Edna St. Vincent Millay - Camden, Maine
Posted by: Groundspeak Premium Member T0SHEA
N 44° 12.676 W 069° 03.809
19T E 494928 N 4895340
This statue of Edna St. Vincent Millay is in Harbor Park that overlooks Camden and the islands in Penobscot Bay. It is believed this was the location that inspired her poem: Renascence.
Waymark Code: WMP4DG
Location: Maine, United States
Date Posted: 06/29/2015
Published By:Groundspeak Premium Member lumbricus
Views: 3

When we arrived in Camden it was overcast and we decided to walk around Harbor Park. In addition of several dedicated benches we found this wonderful statue of Edna St. Vincent Millay who won the Pulitzer Prize, in Poetry, for The Ballad Of The Harp-Weaver in 1923.

The statue was sculpted by Robert Willis, and unveiled in 1989.

Renascence, her first volume of poetry, appeared in 1917. She was one of the most popular poets of her era and Renascence was praised for its freshness and vitality. She coined the popular phrase, "My candle burns at both ends."

She was born February 22, 1892 in Rockland, Maine. After her parents divorced in 1900, Millay moved with her sisters and mother to Camden, Maine where you can visit her statue.

Edna St. Vincent Millay died on October 19, 1950, at the age of 58, in Albany, New York.
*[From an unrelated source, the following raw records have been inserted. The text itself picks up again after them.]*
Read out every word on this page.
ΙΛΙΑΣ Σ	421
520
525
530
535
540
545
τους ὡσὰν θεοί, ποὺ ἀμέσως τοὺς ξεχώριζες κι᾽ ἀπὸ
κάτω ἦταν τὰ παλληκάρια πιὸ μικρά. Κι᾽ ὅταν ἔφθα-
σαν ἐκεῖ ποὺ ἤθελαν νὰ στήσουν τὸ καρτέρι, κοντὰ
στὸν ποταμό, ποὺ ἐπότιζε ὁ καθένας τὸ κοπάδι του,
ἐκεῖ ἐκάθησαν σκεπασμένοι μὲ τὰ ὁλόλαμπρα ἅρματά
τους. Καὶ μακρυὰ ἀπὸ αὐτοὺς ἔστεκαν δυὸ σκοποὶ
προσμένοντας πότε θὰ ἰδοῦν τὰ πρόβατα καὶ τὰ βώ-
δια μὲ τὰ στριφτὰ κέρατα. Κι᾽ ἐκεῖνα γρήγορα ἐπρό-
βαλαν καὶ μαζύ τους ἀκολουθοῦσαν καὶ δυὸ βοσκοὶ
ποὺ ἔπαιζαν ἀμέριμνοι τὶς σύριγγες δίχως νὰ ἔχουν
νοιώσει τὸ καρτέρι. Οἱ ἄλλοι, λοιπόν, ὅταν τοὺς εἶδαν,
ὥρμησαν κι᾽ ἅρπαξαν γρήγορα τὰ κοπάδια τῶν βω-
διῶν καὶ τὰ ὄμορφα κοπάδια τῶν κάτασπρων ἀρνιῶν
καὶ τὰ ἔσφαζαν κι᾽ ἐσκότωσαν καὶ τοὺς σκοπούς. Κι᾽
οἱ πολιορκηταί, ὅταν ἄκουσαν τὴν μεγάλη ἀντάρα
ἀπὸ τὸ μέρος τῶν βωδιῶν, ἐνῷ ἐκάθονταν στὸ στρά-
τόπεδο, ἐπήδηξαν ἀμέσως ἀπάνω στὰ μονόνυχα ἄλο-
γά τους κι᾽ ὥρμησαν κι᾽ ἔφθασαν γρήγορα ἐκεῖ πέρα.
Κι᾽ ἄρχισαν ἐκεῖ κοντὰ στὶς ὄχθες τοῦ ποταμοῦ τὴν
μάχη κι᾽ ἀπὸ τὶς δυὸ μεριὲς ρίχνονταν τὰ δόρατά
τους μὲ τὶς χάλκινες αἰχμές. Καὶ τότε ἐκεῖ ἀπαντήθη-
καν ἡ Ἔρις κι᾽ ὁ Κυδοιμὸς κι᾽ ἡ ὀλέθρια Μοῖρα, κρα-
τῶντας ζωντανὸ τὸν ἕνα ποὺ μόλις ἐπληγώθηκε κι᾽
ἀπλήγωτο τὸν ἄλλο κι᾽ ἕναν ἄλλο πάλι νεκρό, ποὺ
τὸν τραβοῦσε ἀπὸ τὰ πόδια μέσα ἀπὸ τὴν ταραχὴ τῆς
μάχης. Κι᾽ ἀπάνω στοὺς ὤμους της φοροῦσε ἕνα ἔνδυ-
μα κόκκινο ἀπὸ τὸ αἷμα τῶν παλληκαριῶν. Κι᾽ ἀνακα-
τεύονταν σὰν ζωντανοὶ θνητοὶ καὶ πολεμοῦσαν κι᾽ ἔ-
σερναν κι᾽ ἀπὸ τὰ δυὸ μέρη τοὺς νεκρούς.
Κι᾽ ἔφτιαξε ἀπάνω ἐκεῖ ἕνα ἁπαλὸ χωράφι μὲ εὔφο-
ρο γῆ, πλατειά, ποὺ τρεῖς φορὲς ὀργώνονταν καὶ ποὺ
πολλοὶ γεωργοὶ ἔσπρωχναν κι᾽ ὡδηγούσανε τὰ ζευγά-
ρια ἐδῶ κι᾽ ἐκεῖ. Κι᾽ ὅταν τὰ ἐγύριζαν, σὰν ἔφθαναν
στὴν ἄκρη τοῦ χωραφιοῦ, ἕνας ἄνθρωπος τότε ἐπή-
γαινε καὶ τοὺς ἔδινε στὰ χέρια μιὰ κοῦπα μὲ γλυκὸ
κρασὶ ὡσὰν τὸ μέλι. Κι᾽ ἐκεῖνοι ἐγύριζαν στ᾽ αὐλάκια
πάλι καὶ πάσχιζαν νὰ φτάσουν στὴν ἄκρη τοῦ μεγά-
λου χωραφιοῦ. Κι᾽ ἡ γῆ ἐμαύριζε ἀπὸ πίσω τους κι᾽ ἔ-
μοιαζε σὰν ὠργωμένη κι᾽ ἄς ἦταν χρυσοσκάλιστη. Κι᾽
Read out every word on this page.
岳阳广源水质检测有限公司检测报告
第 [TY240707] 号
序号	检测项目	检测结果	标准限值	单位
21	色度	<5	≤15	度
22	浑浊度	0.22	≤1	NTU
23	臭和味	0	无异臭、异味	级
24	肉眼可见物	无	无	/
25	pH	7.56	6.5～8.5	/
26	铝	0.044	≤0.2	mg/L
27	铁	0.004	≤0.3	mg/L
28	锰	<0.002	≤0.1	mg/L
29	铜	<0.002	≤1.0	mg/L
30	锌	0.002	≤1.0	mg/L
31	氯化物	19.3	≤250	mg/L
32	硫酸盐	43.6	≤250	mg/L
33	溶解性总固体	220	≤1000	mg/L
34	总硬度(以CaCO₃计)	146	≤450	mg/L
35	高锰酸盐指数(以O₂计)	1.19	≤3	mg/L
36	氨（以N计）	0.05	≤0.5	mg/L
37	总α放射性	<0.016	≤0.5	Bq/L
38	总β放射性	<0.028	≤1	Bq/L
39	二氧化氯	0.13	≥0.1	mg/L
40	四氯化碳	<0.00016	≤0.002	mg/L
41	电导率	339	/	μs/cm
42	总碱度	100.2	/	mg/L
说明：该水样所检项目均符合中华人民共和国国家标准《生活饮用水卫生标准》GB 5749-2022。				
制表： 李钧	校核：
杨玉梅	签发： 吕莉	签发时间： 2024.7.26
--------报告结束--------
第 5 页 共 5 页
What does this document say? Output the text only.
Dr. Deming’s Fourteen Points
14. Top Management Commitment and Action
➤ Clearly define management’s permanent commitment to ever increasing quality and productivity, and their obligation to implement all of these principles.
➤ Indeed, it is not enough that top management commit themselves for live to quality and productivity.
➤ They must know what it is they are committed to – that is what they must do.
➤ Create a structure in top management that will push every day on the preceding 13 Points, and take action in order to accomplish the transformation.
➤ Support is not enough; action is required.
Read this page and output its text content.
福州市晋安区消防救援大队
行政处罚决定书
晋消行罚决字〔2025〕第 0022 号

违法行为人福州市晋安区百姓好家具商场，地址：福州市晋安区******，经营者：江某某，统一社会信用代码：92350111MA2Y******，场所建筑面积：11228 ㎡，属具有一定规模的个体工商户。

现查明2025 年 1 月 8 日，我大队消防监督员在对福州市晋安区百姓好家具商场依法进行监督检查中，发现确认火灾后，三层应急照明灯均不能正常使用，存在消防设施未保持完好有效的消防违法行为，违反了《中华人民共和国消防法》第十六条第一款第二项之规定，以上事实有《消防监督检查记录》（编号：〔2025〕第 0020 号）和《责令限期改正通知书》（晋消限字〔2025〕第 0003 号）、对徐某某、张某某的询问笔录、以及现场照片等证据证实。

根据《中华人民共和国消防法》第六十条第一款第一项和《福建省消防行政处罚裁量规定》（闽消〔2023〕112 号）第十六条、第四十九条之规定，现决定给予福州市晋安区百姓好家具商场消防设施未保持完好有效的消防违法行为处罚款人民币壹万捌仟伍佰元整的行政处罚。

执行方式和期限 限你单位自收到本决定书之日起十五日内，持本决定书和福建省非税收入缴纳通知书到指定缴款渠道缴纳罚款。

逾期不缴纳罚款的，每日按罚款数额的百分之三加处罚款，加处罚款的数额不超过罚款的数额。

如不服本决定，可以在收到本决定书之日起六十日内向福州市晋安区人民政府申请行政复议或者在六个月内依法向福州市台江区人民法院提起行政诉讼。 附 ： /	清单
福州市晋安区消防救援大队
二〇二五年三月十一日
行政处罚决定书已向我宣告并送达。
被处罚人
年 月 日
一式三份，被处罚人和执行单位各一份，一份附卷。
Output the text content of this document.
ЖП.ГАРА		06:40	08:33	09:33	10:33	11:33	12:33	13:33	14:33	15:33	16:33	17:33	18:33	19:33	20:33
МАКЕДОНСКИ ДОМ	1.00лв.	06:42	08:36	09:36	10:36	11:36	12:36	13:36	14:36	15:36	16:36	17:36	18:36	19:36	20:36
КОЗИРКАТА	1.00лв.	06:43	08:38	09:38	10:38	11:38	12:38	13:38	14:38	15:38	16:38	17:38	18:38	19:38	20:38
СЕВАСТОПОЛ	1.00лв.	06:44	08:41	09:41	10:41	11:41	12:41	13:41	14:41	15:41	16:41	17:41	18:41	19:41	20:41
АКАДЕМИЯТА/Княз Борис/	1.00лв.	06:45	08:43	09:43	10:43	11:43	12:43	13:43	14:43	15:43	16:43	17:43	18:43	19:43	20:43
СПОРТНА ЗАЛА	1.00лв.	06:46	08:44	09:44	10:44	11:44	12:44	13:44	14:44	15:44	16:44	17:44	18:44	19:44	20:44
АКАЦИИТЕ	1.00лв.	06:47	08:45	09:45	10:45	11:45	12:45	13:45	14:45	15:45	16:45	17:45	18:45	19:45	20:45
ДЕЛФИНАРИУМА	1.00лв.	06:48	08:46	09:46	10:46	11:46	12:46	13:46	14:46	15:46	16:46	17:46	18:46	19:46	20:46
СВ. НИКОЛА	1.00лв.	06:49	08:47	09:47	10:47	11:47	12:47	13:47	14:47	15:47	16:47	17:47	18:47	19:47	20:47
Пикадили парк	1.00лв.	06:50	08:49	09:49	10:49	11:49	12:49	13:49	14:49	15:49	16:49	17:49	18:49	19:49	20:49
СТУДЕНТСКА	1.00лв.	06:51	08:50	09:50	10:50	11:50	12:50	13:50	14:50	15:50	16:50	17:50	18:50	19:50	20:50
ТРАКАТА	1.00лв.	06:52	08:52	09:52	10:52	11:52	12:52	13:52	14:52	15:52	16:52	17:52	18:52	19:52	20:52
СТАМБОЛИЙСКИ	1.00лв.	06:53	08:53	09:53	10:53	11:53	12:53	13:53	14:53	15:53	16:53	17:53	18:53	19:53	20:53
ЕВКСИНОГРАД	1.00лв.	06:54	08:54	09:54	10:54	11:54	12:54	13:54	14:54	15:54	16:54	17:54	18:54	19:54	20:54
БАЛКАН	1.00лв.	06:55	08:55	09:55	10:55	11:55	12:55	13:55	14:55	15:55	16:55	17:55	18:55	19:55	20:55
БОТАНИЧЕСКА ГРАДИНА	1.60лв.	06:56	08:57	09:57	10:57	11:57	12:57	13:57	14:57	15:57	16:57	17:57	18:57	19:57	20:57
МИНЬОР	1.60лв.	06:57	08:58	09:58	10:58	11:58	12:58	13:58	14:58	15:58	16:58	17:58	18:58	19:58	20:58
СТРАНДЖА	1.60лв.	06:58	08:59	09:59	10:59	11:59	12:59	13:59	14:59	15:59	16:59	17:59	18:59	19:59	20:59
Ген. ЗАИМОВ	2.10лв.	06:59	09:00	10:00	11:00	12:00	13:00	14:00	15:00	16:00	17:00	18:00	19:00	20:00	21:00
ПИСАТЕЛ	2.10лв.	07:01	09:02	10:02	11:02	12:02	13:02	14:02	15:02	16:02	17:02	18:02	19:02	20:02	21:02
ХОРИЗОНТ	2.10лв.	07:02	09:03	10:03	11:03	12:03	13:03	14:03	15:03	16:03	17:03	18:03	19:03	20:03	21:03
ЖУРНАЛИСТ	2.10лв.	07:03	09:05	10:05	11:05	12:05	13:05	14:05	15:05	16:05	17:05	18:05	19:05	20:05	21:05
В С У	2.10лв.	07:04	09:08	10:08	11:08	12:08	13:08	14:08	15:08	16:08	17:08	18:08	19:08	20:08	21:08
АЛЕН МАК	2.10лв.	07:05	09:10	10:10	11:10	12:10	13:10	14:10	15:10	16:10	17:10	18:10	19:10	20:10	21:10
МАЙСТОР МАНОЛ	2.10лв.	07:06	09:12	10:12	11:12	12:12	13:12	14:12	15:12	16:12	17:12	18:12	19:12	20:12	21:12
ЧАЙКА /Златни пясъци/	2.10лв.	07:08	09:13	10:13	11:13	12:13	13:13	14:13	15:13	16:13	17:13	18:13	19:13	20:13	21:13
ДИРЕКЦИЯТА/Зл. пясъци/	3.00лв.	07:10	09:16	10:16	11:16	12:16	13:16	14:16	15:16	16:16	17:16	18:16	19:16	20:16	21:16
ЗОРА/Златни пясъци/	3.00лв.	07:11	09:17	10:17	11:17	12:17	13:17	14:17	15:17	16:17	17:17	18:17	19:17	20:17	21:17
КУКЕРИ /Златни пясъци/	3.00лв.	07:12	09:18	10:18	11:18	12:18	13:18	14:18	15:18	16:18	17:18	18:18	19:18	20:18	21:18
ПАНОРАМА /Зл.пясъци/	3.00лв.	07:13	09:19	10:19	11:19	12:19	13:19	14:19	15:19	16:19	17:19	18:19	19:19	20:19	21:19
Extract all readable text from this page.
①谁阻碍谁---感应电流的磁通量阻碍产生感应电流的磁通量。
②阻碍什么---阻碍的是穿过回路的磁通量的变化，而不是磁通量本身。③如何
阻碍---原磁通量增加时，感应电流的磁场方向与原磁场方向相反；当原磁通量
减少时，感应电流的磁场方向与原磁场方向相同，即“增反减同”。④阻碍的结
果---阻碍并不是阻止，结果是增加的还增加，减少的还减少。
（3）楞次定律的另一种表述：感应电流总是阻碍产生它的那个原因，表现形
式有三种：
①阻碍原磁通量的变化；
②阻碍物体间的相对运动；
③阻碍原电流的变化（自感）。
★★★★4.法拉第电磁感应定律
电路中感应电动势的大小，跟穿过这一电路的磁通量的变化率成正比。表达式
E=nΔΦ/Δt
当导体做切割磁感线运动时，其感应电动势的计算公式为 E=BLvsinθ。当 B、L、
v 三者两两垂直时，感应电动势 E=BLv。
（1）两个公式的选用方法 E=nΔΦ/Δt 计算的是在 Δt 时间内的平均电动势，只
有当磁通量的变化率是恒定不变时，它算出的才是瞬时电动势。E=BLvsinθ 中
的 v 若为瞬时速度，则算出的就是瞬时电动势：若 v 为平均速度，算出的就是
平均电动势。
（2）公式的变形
There still remains the white clapboard house that was Millay’s country home for twenty-five years. It remains as she left it upon her death and she is interred on the property.
Edna St. Vincent Millay Throughout much of her career, Pulitzer Prize-winner Edna St. Vincent Millay was one of the most successful and respected poets in America. She is noted for both her dramatic works, including Aria da capo, The Lamp and the Bell, and the libretto composed for an opera, The King’s Henchman, and for such lyric verses as “Renascence” and the poems found in the collections A Few Figs From Thistles, Second April, and The Ballad of the Harp-Weaver, winner of the Pulitzer Prize in 1923.

Like her contemporary Robert Frost, Millay was one of the most skillful writers of sonnets in the twentieth century, and also like Frost, she was able to combine modernist attitudes with traditional forms creating a unique American poetry.

But Millay’s popularity as a poet had at least as much to do with her person: she was known for her riveting readings and performances, her progressive political stances, frank portrayal of both hetero and homosexuality, and, above all, her embodiment and description of new kinds of female experience and expression. “Edna St. Vincent Millay,” notes her biographer Nancy Milford, “became the herald of the New Woman.”
Source: Poetry Foundation

Renascence
ALL I could see from where I stood
Was three long mountains and a wood;
I turned and looked the other way,
And saw three islands in a bay.
So with my eyes I traced the line
Of the horizon, thin and fine,
Straight around till I was come
Back to where I’d started from;
And all I saw from where I stood
Was three long mountains and a wood.
Over these things I could not see:
These were the things that bounded me;
And I could touch them with my hand,
Almost, I thought, from where I stand.